- Spanish theatrical poster
- Spanish: La orgía nocturna de los vampiros
- Directed by: León Klimovsky
- Screenplay by: Gabriel Moreno Burgos; Antonio Fos;
- Produced by: José Frade
- Starring: Dyanik Zurakowska; Jack Taylor;
- Cinematography: Antonio L. Ballesteros
- Edited by: Antonio Ramírez de Loaysa
- Production company: José Frade Producciones Cinematográficas S.A.
- Release date: 19 December 1973 (U.S.);
- Running time: 84 minutes
- Country: Spain
- Language: Spanish

= The Vampires Night Orgy =

The Vampires Night Orgy (La orgía nocturna de los vampiros) is a 1973 Spanish supernatural horror film directed by León Klimovsky and starring Jack Taylor, Dyanik Zurakowska, José Guardiola, and Helga Liné.

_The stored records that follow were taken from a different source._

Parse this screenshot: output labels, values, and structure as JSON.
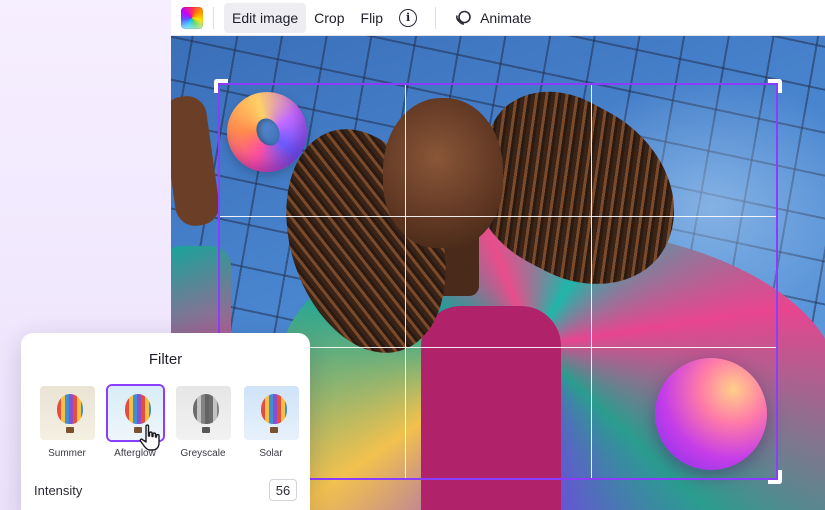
{
  "toolbar": {
    "color_swatch_icon": "gradient-color-swatch-icon",
    "edit_image_label": "Edit image",
    "crop_label": "Crop",
    "flip_label": "Flip",
    "info_icon": "info-icon",
    "animate_icon": "animate-layers-icon",
    "animate_label": "Animate"
  },
  "filter_panel": {
    "title": "Filter",
    "filters": [
      {
        "label": "Summer",
        "selected": false
      },
      {
        "label": "Afterglow",
        "selected": true
      },
      {
        "label": "Greyscale",
        "selected": false
      },
      {
        "label": "Solar",
        "selected": false
      }
    ],
    "intensity_label": "Intensity",
    "intensity_value": "56"
  },
  "colors": {
    "accent": "#8b3dff",
    "panel_bg": "#ffffff",
    "page_bg": "#f3ecfd"
  }
}
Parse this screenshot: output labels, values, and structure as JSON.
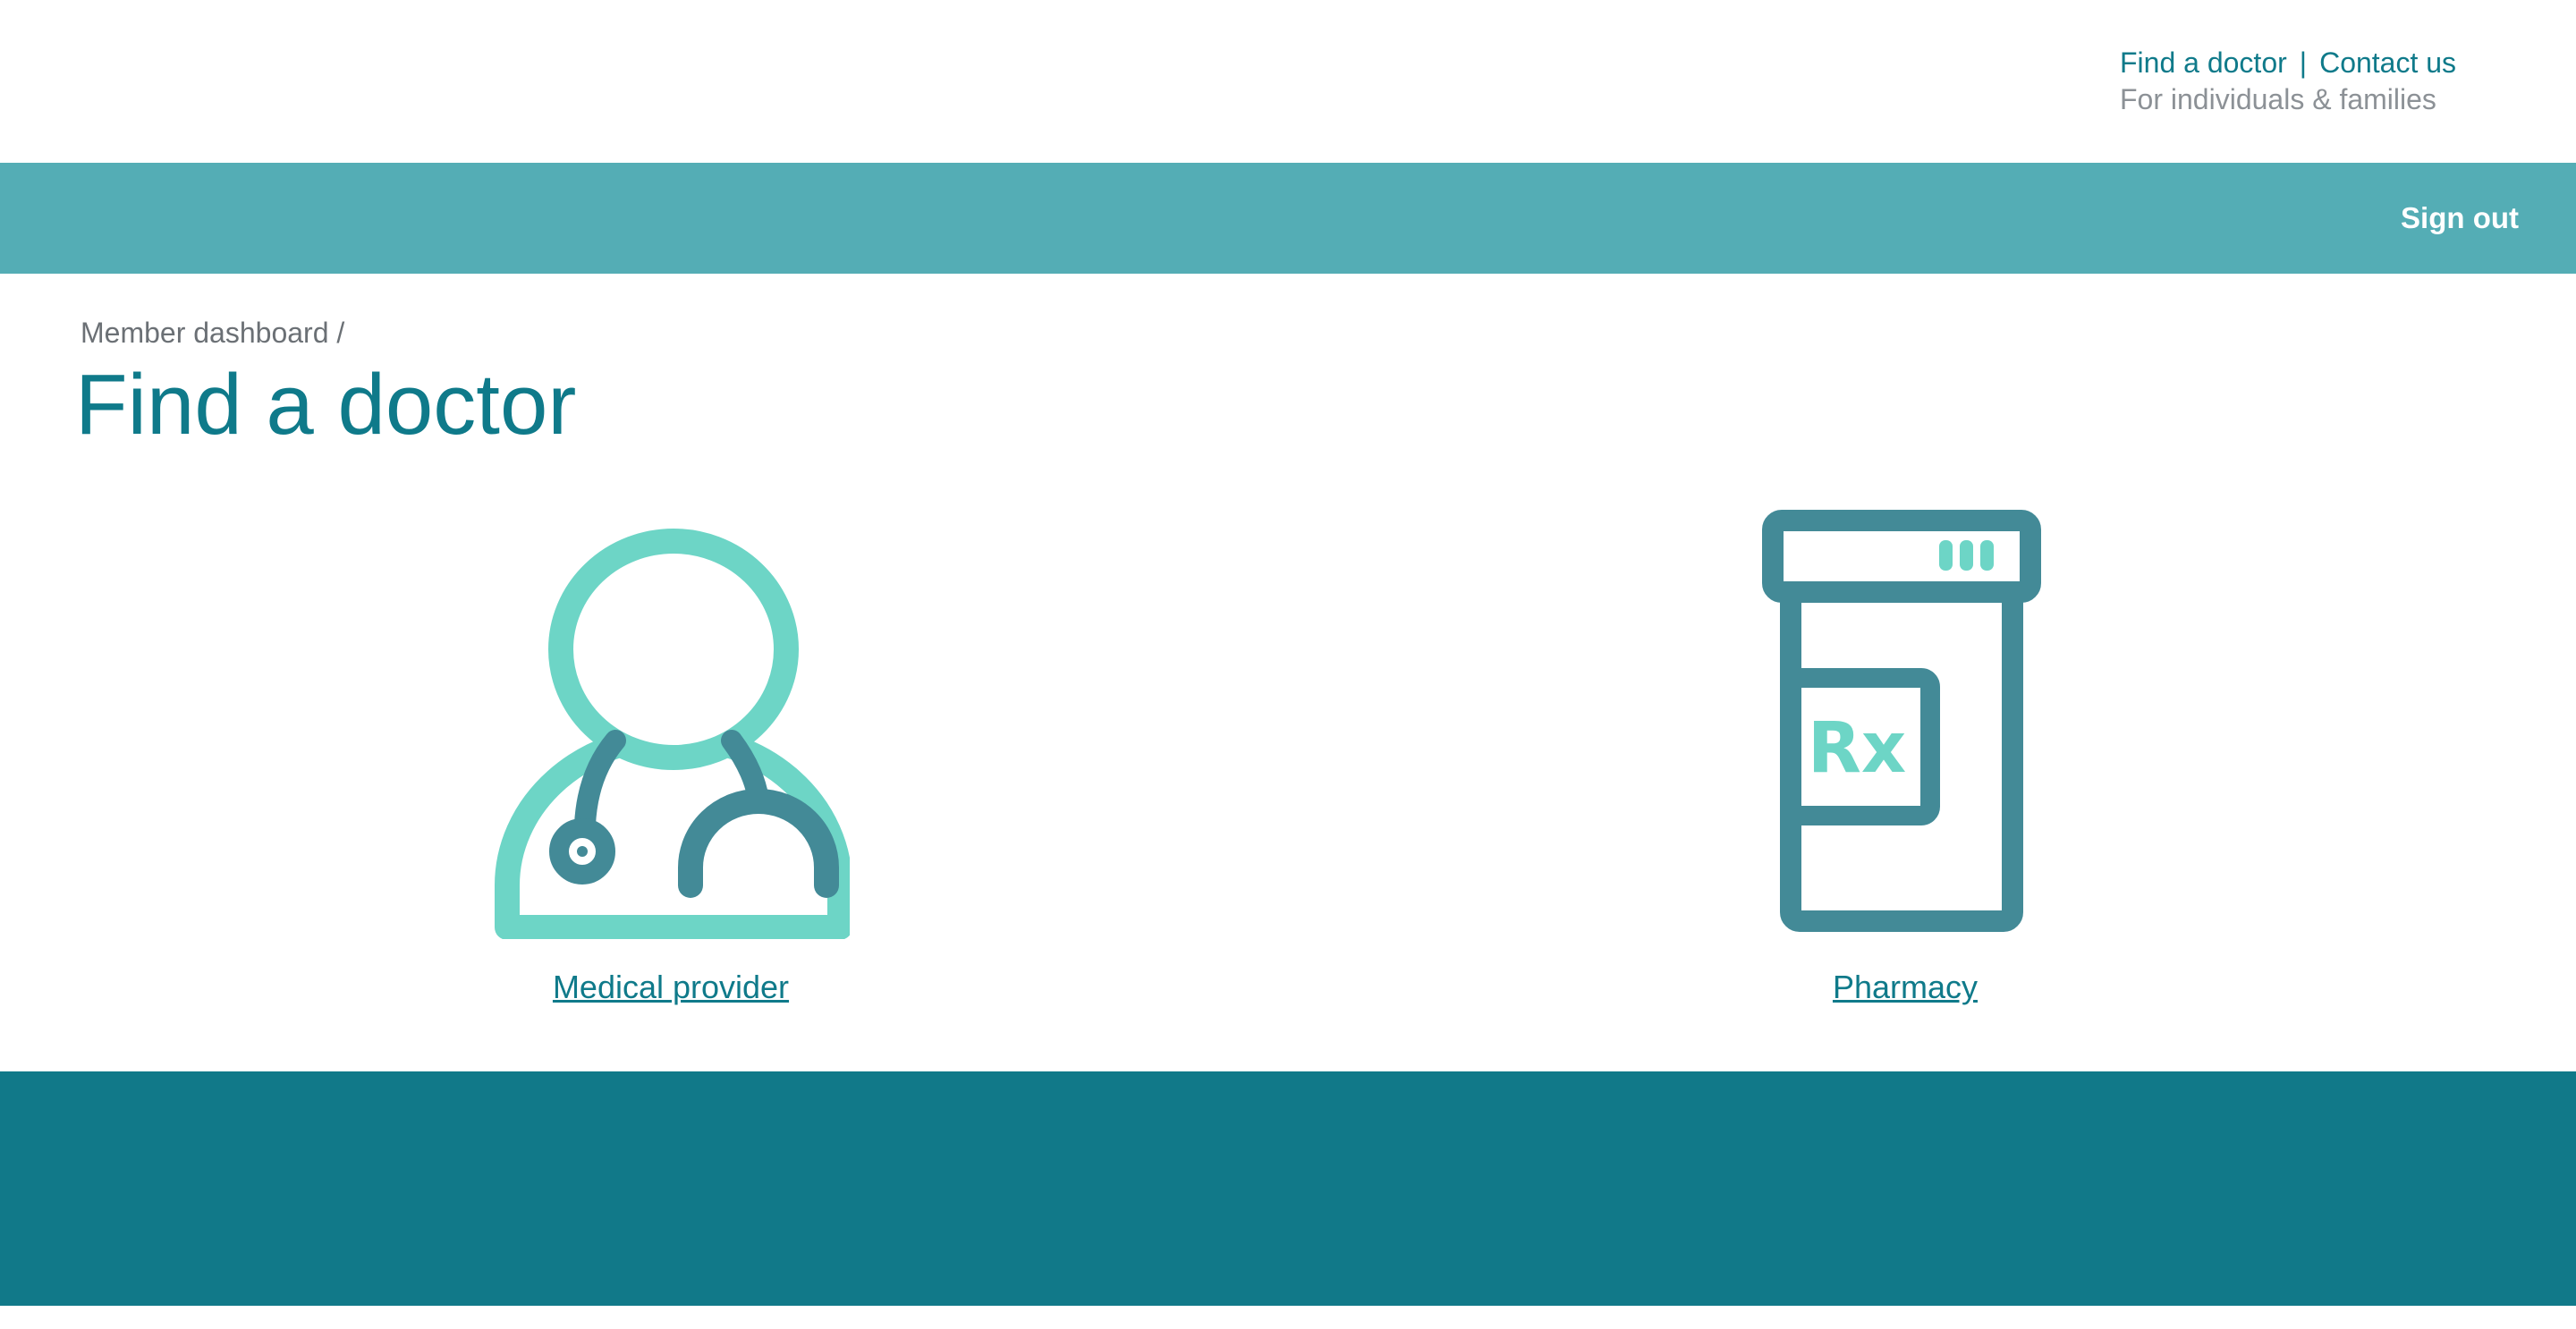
{
  "colors": {
    "brand_teal": "#0f7a8a",
    "nav_bar": "#54adb5",
    "footer": "#117989",
    "icon_mint": "#6dd5c6",
    "icon_slate": "#438a97",
    "muted_text": "#8c9196"
  },
  "header": {
    "find_doctor_link": "Find a doctor",
    "separator": "|",
    "contact_link": "Contact us",
    "tagline": "For individuals & families"
  },
  "nav": {
    "sign_out": "Sign out"
  },
  "breadcrumb": {
    "parent": "Member dashboard",
    "separator": "/"
  },
  "page": {
    "title": "Find a doctor"
  },
  "options": [
    {
      "label": "Medical provider",
      "icon": "doctor-icon"
    },
    {
      "label": "Pharmacy",
      "icon": "pill-bottle-icon"
    }
  ],
  "pill_label": "Rx"
}
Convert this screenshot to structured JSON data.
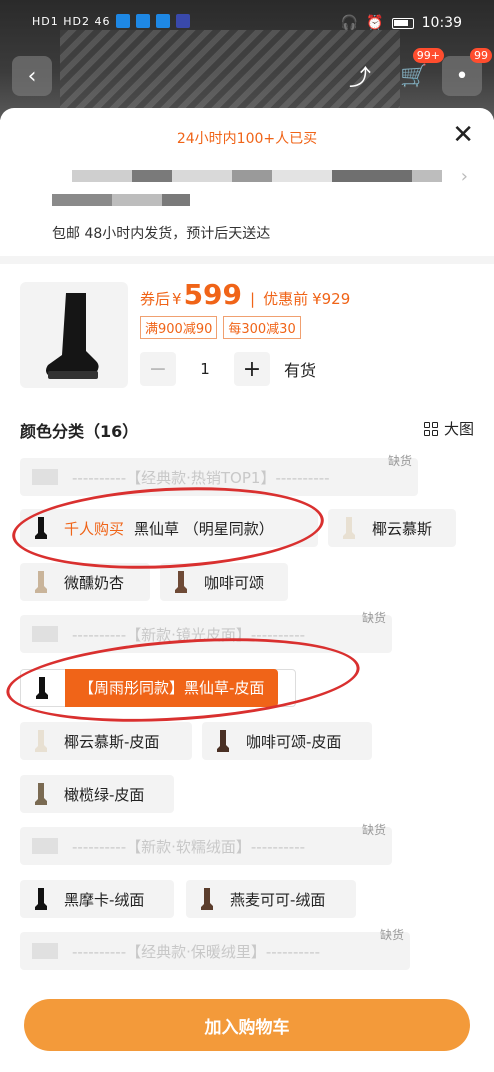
{
  "statusbar": {
    "signal_text": "HD1 HD2 46",
    "time": "10:39"
  },
  "header": {
    "back_icon": "back-arrow-icon",
    "share_icon": "share-icon",
    "cart_badge": "99+",
    "msg_badge": "99"
  },
  "sheet": {
    "sold_banner": "24小时内100+人已买",
    "shipping": "包邮 48小时内发货，预计后天送达"
  },
  "product": {
    "price_prefix": "券后",
    "currency": "¥",
    "price": "599",
    "divider": "|",
    "orig_label": "优惠前",
    "orig_price": "¥929",
    "coupons": [
      "满900减90",
      "每300减30"
    ],
    "quantity": "1",
    "stock": "有货"
  },
  "options": {
    "title": "颜色分类（16）",
    "bigview_label": "大图",
    "out_of_stock": "缺货",
    "header1": "----------【经典款·热销TOP1】----------",
    "hot_tag": "千人购买",
    "o1": "黑仙草 （明星同款）",
    "o2": "椰云慕斯",
    "o3": "微醺奶杏",
    "o4": "咖啡可颂",
    "header2": "----------【新款·镜光皮面】----------",
    "o5": "【周雨彤同款】黑仙草-皮面",
    "o6": "椰云慕斯-皮面",
    "o7": "咖啡可颂-皮面",
    "o8": "橄榄绿-皮面",
    "header3": "----------【新款·软糯绒面】----------",
    "o9": "黑摩卡-绒面",
    "o10": "燕麦可可-绒面",
    "header4": "----------【经典款·保暖绒里】----------"
  },
  "footer": {
    "add_to_cart": "加入购物车"
  },
  "colors": {
    "accent": "#f06418",
    "button": "#f39a3a",
    "circle": "#d9302f"
  }
}
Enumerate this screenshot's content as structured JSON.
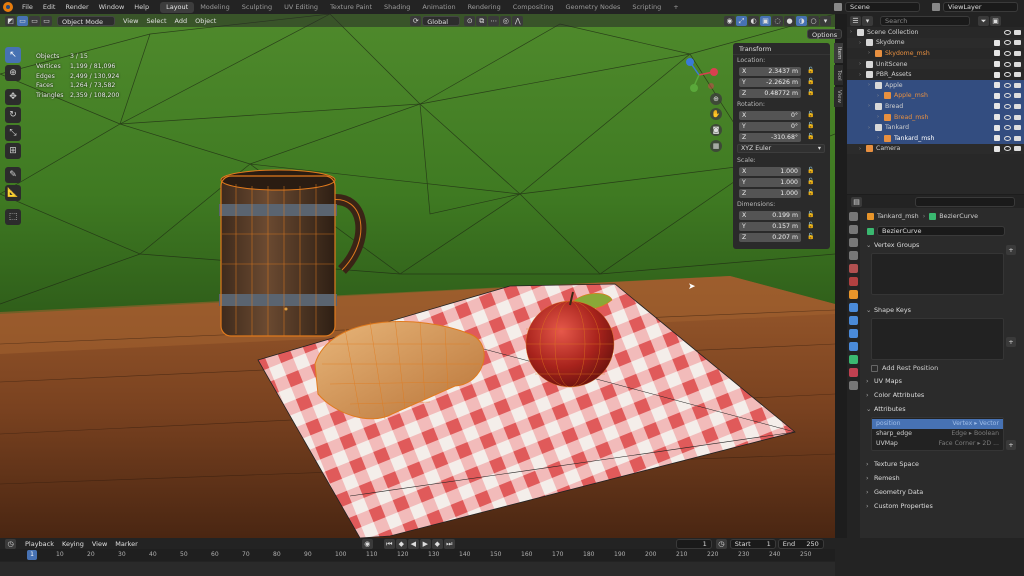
{
  "menubar": {
    "items": [
      "File",
      "Edit",
      "Render",
      "Window",
      "Help"
    ],
    "tabs": [
      "Layout",
      "Modeling",
      "Sculpting",
      "UV Editing",
      "Texture Paint",
      "Shading",
      "Animation",
      "Rendering",
      "Compositing",
      "Geometry Nodes",
      "Scripting"
    ],
    "add_tab": "+",
    "scene_label": "Scene",
    "view_layer_label": "ViewLayer"
  },
  "viewport_header": {
    "mode": "Object Mode",
    "menus": [
      "View",
      "Select",
      "Add",
      "Object"
    ],
    "orientation": "Global",
    "options": "Options"
  },
  "stats": [
    {
      "k": "Objects",
      "v": "3 / 15"
    },
    {
      "k": "Vertices",
      "v": "1,199 / 81,096"
    },
    {
      "k": "Edges",
      "v": "2,499 / 130,924"
    },
    {
      "k": "Faces",
      "v": "1,264 / 73,582"
    },
    {
      "k": "Triangles",
      "v": "2,359 / 108,200"
    }
  ],
  "transform": {
    "title": "Transform",
    "location_label": "Location:",
    "location": [
      {
        "axis": "X",
        "value": "2.3437 m"
      },
      {
        "axis": "Y",
        "value": "-2.2626 m"
      },
      {
        "axis": "Z",
        "value": "0.48772 m"
      }
    ],
    "rotation_label": "Rotation:",
    "rotation": [
      {
        "axis": "X",
        "value": "0°"
      },
      {
        "axis": "Y",
        "value": "0°"
      },
      {
        "axis": "Z",
        "value": "-310.68°"
      }
    ],
    "rotation_mode": "XYZ Euler",
    "scale_label": "Scale:",
    "scale": [
      {
        "axis": "X",
        "value": "1.000"
      },
      {
        "axis": "Y",
        "value": "1.000"
      },
      {
        "axis": "Z",
        "value": "1.000"
      }
    ],
    "dimensions_label": "Dimensions:",
    "dimensions": [
      {
        "axis": "X",
        "value": "0.199 m"
      },
      {
        "axis": "Y",
        "value": "0.157 m"
      },
      {
        "axis": "Z",
        "value": "0.207 m"
      }
    ]
  },
  "side_tabs": [
    "Item",
    "Tool",
    "View"
  ],
  "outliner": {
    "search_placeholder": "Search",
    "rows": [
      {
        "label": "Scene Collection",
        "sub": "",
        "indent": 0,
        "icon": "collection-icon",
        "color": "#cfcfcf",
        "sel": false
      },
      {
        "label": "Skydome",
        "sub": "",
        "indent": 1,
        "icon": "collection-icon",
        "color": "#cfcfcf",
        "sel": false
      },
      {
        "label": "Skydome_msh",
        "sub": "",
        "indent": 2,
        "icon": "mesh-icon",
        "color": "#e89040",
        "sel": false
      },
      {
        "label": "UnitScene",
        "sub": "",
        "indent": 1,
        "icon": "collection-icon",
        "color": "#cfcfcf",
        "sel": false
      },
      {
        "label": "PBR_Assets",
        "sub": "",
        "indent": 1,
        "icon": "collection-icon",
        "color": "#cfcfcf",
        "sel": false
      },
      {
        "label": "Apple",
        "sub": "",
        "indent": 2,
        "icon": "collection-icon",
        "color": "#cfcfcf",
        "sel": true
      },
      {
        "label": "Apple_msh",
        "sub": "",
        "indent": 3,
        "icon": "mesh-icon",
        "color": "#e89040",
        "sel": true
      },
      {
        "label": "Bread",
        "sub": "",
        "indent": 2,
        "icon": "collection-icon",
        "color": "#cfcfcf",
        "sel": true
      },
      {
        "label": "Bread_msh",
        "sub": "",
        "indent": 3,
        "icon": "mesh-icon",
        "color": "#e89040",
        "sel": true
      },
      {
        "label": "Tankard",
        "sub": "",
        "indent": 2,
        "icon": "collection-icon",
        "color": "#cfcfcf",
        "sel": true
      },
      {
        "label": "Tankard_msh",
        "sub": "",
        "indent": 3,
        "icon": "mesh-icon",
        "color": "#ffffff",
        "sel": true
      },
      {
        "label": "Camera",
        "sub": "",
        "indent": 1,
        "icon": "camera-icon",
        "color": "#cfcfcf",
        "sel": false
      }
    ]
  },
  "properties": {
    "search_placeholder": "",
    "breadcrumb_object": "Tankard_msh",
    "breadcrumb_data": "BezierCurve",
    "datablock_name": "BezierCurve",
    "sections": {
      "vertex_groups": "Vertex Groups",
      "shape_keys": "Shape Keys",
      "add_rest_position": "Add Rest Position",
      "uv_maps": "UV Maps",
      "color_attributes": "Color Attributes",
      "attributes": "Attributes",
      "texture_space": "Texture Space",
      "remesh": "Remesh",
      "geometry_data": "Geometry Data",
      "custom_properties": "Custom Properties"
    },
    "attributes": [
      {
        "name": "position",
        "domain": "Vertex ▸ Vector",
        "hl": true
      },
      {
        "name": "sharp_edge",
        "domain": "Edge ▸ Boolean",
        "hl": false
      },
      {
        "name": "UVMap",
        "domain": "Face Corner ▸ 2D ...",
        "hl": false
      }
    ]
  },
  "timeline": {
    "menus": [
      "Playback",
      "Keying",
      "View",
      "Marker"
    ],
    "current_frame": "1",
    "start_label": "Start",
    "start": "1",
    "end_label": "End",
    "end": "250",
    "ticks": [
      "10",
      "20",
      "30",
      "40",
      "50",
      "60",
      "70",
      "80",
      "90",
      "100",
      "110",
      "120",
      "130",
      "140",
      "150",
      "160",
      "170",
      "180",
      "190",
      "200",
      "210",
      "220",
      "230",
      "240",
      "250"
    ],
    "playhead": "1"
  }
}
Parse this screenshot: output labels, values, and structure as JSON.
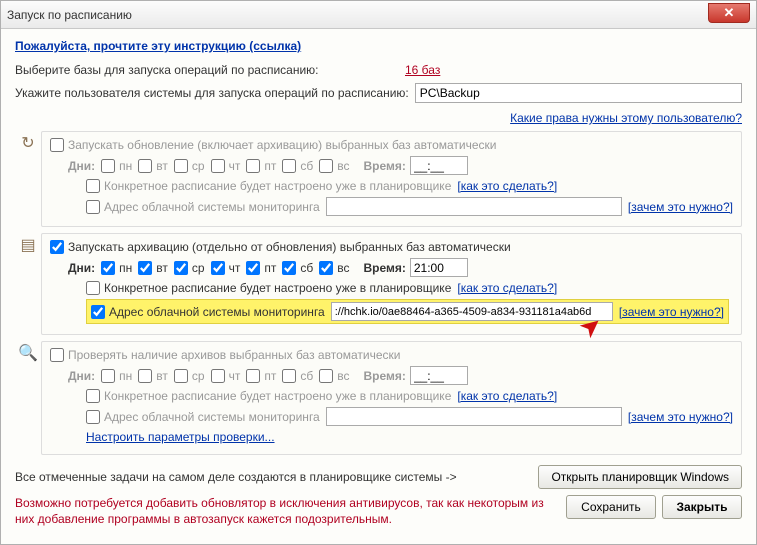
{
  "window": {
    "title": "Запуск по расписанию",
    "close_glyph": "✕"
  },
  "instruction_link": "Пожалуйста, прочтите эту инструкцию (ссылка)",
  "select_bases_label": "Выберите базы для запуска операций по расписанию:",
  "bases_value": "16 баз",
  "user_label": "Укажите пользователя системы для запуска операций по расписанию:",
  "user_value": "PC\\Backup",
  "user_rights_link": "Какие права нужны этому пользователю?",
  "icons": {
    "refresh": "↻",
    "archive": "▤",
    "search": "🔍"
  },
  "days": {
    "mon": "пн",
    "tue": "вт",
    "wed": "ср",
    "thu": "чт",
    "fri": "пт",
    "sat": "сб",
    "sun": "вс"
  },
  "group_update": {
    "title": "Запускать обновление (включает архивацию) выбранных баз автоматически",
    "days_label": "Дни:",
    "time_label": "Время:",
    "time_value": "__:__",
    "concrete_label": "Конкретное расписание будет настроено уже в планировщике",
    "how_link": "[как это сделать?]",
    "mon_label": "Адрес облачной системы мониторинга",
    "mon_value": "",
    "why_link": "[зачем это нужно?]"
  },
  "group_archive": {
    "title": "Запускать архивацию (отдельно от обновления) выбранных баз автоматически",
    "days_label": "Дни:",
    "time_label": "Время:",
    "time_value": "21:00",
    "concrete_label": "Конкретное расписание будет настроено уже в планировщике",
    "how_link": "[как это сделать?]",
    "mon_label": "Адрес облачной системы мониторинга",
    "mon_value": "://hchk.io/0ae88464-a365-4509-a834-931181a4ab6d",
    "why_link": "[зачем это нужно?]"
  },
  "group_check": {
    "title": "Проверять наличие архивов выбранных баз автоматически",
    "days_label": "Дни:",
    "time_label": "Время:",
    "time_value": "__:__",
    "concrete_label": "Конкретное расписание будет настроено уже в планировщике",
    "how_link": "[как это сделать?]",
    "mon_label": "Адрес облачной системы мониторинга",
    "mon_value": "",
    "why_link": "[зачем это нужно?]",
    "config_link": "Настроить параметры проверки..."
  },
  "footer_note": "Все отмеченные задачи на самом деле создаются в планировщике системы ->",
  "open_scheduler_btn": "Открыть планировщик Windows",
  "warning": "Возможно потребуется добавить обновлятор в исключения антивирусов, так как некоторым из них добавление программы в автозапуск кажется подозрительным.",
  "save_btn": "Сохранить",
  "close_btn": "Закрыть",
  "arrow_glyph": "➤"
}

Its plot follows a group of tourists stranded in a mysterious village inhabited by vampires.

==Release==
The film opened in the United States regionally, screening in Raleigh, North Carolina beginning on 19 December 1973, as a double feature with Count Dracula's Great Love (1973). The same double bill screened in Pittsburgh, Pennsylvania in May 1974. In 1979 it was distributed across the U.S. to drive-in theatres under the new title "Grave Desires", and received some attention when Gene Siskel not only put it as "Dogs of the Week" for the worst-films feature he and Roger Ebert did on their PBS show, but said it was so awful that he left the drive-in before seeing all of it or staying for the 2nd half of the double bill called "Cemetery Girls."

===Home media===
Code Red released the film on Blu-ray on 9 December 2015. In 2025, Vinegar Syndrome released the film on Blu-ray as part of a three-film set alongside Curse of the Devil and Demon Witch Child.